Transferring value means you are transferring the value of whatever your reward is to what you are asking the dog to do. Like when you play crate games, you play it using really high value treats like chicken... the crate takes on the value of the chicken. Payton has seen jumps before and played with them some, but because we've never really done any structured playing with them (they'll be set up in the yard for Auggie and he might jump over one because it just happens to be in his way while he's tearing around) he doesn't really see it as ZOMG FUN. It just kinda is. It's just something in his way. Not terribly unlike if he were in the woods and a log was in his way or whatever... nothing particularly important.
But now that we're actually working with them, they've become a "thing" to interact with. And when he interacts with them, he gets to grab the tuggy ball and we play tug! So the great game of tug he gets out of jumping has made the jump itself fun... the value of the tug has been transferred to the jump.

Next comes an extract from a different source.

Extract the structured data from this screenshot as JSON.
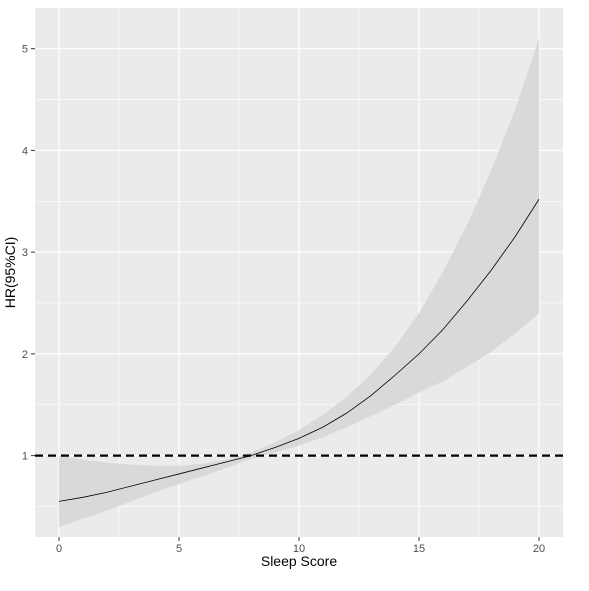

When people talk about having the dog looking forward at the jump rather than you, it's not so much about the value the jump holds as the dog being task oriented rather than handler oriented. Yes, you want them to be tuned in to you and your body language so you can steer them around the course, but you also want them to be looking forward at what they are doing and at what is coming up next... rather than constantly turning to look at you going "What's next?? What's next??" Kinda just "take what's in front of you, unless I tell you differently!"